Given this, the Court will grant Republic's motion for partial summary judgment (ECF No. 53) on Deemac's fraudulent inducement (Count IV) and negligent misrepresentation (Count V) claims. Having done so, the Court need not address Republic's other arguments that the claims are barred by the economic loss doctrine and that Deemac failed to establish essential elements of the claims.
IV. Conclusion
For the reasons set forth above, Deemac's Motion for Partial Summary Judgment (ECF No. 54) on its breach of contract claim for the undisputed $1,255,221.51 will be granted. Deemac's Motion for Partial Summary Judgment (ECF No. 54) as it relates to Republic's Fourth Affirmative Defense of accord and satisfaction will also be granted.
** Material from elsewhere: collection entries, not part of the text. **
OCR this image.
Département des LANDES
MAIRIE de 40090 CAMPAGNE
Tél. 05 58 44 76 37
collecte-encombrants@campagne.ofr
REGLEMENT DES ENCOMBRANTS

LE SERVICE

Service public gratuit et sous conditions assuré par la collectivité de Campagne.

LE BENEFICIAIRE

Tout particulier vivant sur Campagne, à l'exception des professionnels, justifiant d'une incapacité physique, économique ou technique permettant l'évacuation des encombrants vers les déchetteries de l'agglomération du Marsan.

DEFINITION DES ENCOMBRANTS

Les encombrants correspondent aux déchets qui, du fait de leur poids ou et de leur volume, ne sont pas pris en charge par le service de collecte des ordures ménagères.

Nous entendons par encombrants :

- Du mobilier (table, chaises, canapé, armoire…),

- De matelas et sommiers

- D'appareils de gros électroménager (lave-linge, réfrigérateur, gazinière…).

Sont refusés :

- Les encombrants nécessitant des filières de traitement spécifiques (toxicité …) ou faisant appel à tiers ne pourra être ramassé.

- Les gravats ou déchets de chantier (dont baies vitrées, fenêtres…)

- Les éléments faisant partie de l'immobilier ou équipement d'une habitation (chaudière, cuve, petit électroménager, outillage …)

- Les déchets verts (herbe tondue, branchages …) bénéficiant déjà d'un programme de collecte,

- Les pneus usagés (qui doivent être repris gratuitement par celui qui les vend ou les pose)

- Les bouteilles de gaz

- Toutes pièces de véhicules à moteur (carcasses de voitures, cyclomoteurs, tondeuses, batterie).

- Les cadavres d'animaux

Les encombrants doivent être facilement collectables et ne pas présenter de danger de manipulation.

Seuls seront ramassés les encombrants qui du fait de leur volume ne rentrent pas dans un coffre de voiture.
Republic's Motion for Partial Summary Judgment (ECF No. 53) on Deemac's breach of contract and unjust enrichment claims for the remaining $448,309.78 will be denied. Republic's Motion for Partial Summary Judgment (ECF No. 53) on Deemac's account stated, fraudulent inducement, and negligent misrepresentation claims for the remaining $448,309.78 will be granted. An Order of Court will follow.